4. Julian Cope - Try Try Try (Echo)
And thank all the pagan deities for Copey. By this point in his career, some suspected him of being in a second slump. The first occurred in the eighties after the Teardrop Explodes demise, the second after he was dropped by Island for being "too old" (apparently) and found himself on the somewhat unfortunately named indie label Echo, just shortly before the Bunnymen themselves were getting back on their feet again.
His debut LP for that label "20 Mothers" is uneven, but when it peaks, it reveals the singer at his most immediately powerful. "Try Try Try" is a yearning cry relating to a family dispute which is far from "The Living Years" or "No Son Of Mine", instead taking the idea down to a bluesy accessibility. Driven by the grinding organ chords in the background, "Try Try Try" sees Cope thrash out in frustration and hopelessness, before taking the track to one of his most furiously simple but effective choruses since "World Shut Your Mouth". It was Radio One playlisted and his first minor hit in some years, meaning that his brief stint on Echo wasn't entirely a bad thing. By the time the game was up in 1996, though, he became a much more marginal figure in rock music, issuing music on his own Head Heritage label as well as writing a number of brilliant books.

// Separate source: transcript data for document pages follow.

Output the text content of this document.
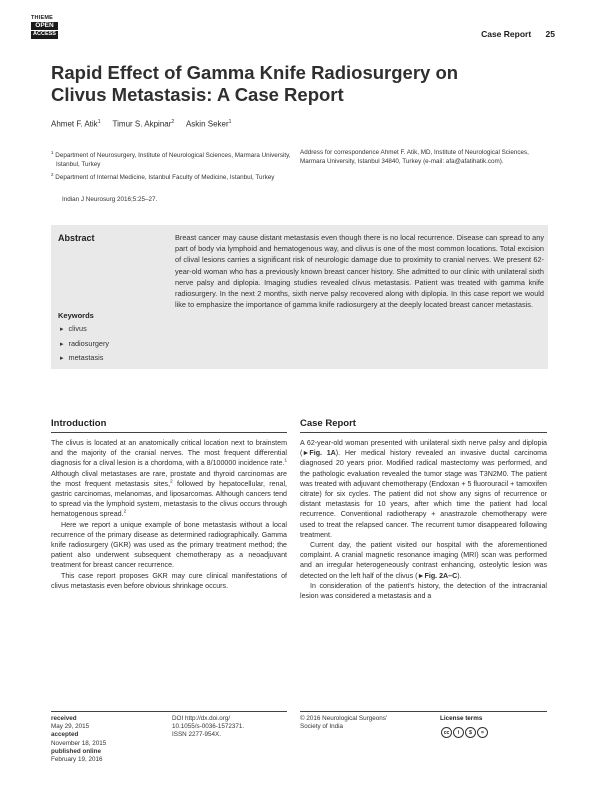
THIEME
OPEN
ACCESS	Case Report 25
Rapid Effect of Gamma Knife Radiosurgery on
Clivus Metastasis: A Case Report
Ahmet F. Atik$^1$ Timur S. Akpinar$^2$ Askin Seker$^1$

$^1$ Department of Neurosurgery, Institute of Neurological Sciences, Marmara University, Istanbul, Turkey

$^2$ Department of Internal Medicine, Istanbul Faculty of Medicine, Istanbul, Turkey

Address for correspondence Ahmet F. Atik, MD, Institute of Neurological Sciences, Marmara University, Istanbul 34840, Turkey (e-mail: afa@afatihatik.com).
Indian J Neurosurg 2016;5:25–27.
Abstract	Breast cancer may cause distant metastasis even though there is no local recurrence. Disease can spread to any part of body via lymphoid and hematogenous way, and clivus is one of the most common locations. Total excision of clival lesions carries a significant risk of neurologic damage due to proximity to cranial nerves. We present 62-year-old woman who has a previously known breast cancer history. She admitted to our clinic with unilateral sixth nerve palsy and diplopia. Imaging studies revealed clivus metastasis. Patient was treated with gamma knife radiosurgery. In the next 2 months, sixth nerve palsy recovered along with diplopia. In this case report we would like to emphasize the importance of gamma knife radiosurgery at the deeply located breast cancer metastasis.

Keywords
▸ clivus
▸ radiosurgery
▸ metastasis
Introduction

The clivus is located at an anatomically critical location next to brainstem and the majority of the cranial nerves. The most frequent differential diagnosis for a clival lesion is a chordoma, with a 8/100000 incidence rate.$^1$ Although clival metastases are rare, prostate and thyroid carcinomas are the most frequent metastasis sites,$^2$ followed by hepatocellular, renal, gastric carcinomas, melanomas, and liposarcomas. Although cancers tend to spread via the lymphoid system, metastasis to the clivus occurs through hematogenous spread.$^2$

Here we report a unique example of bone metastasis without a local recurrence of the primary disease as determined radiographically. Gamma knife radiosurgery (GKR) was used as the primary treatment method; the patient also underwent subsequent chemotherapy as a neoadjuvant treatment for breast cancer recurrence.

This case report proposes GKR may cure clinical manifestations of clivus metastasis even before obvious shrinkage occurs.

Case Report

A 62-year-old woman presented with unilateral sixth nerve palsy and diplopia (►Fig. 1A). Her medical history revealed an invasive ductal carcinoma diagnosed 20 years prior. Modified radical mastectomy was performed, and the pathologic evaluation revealed the tumor stage was T3N2M0. The patient was treated with adjuvant chemotherapy (Endoxan + 5 fluorouracil + tamoxifen citrate) for six cycles. The patient did not show any signs of recurrence or distant metastasis for 10 years, after which time the patient had local recurrence. Conventional radiotherapy + anastrazole chemotherapy were used to treat the relapsed cancer. The recurrent tumor disappeared following treatment.

Current day, the patient visited our hospital with the aforementioned complaint. A cranial magnetic resonance imaging (MRI) scan was performed and an irregular heterogeneously contrast enhancing, osteolytic lesion was detected on the left half of the clivus (►Fig. 2A–C).

In consideration of the patient's history, the detection of the intracranial lesion was considered a metastasis and a

received
May 29, 2015
accepted
November 18, 2015
published online
February 19, 2016
DOI http://dx.doi.org/
10.1055/s-0036-1572371.
ISSN 2277-954X.
© 2016 Neurological Surgeons' Society of India
License terms
cc	i	$	=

Cope really should be up there with Mark E Smith or Nick Cave as a constant and major figure in British alternative music, and I sense that only his own lack of willingness to fully engage with the so-called "industry" at large stands in the way.
5. Teenage Fanclub - Sparky's Dream (Creation)
From the almost universally acclaimed return-to-form LP "Grand Prix", "Sparky's Dream" really does sound like The Fannies had lost the indie scrappiness that (usually charmingly) littered their earliest LPs and had honed their sound to something very close to perfect 70s power pop.
"Sparky's Dream" is both fantastically performed and engaging three-minute FM rock, something you find yourself doubting is in any way melodically original, checking the chord patterns for cribbed riffs as it goes. The group were really firing on all cylinders by this point, and still manage to launch great new music to this day. If the "Indie Top 20" series were still a "thing", they'd still be on there, checking in faithfully from Volume 10 to Volume 88.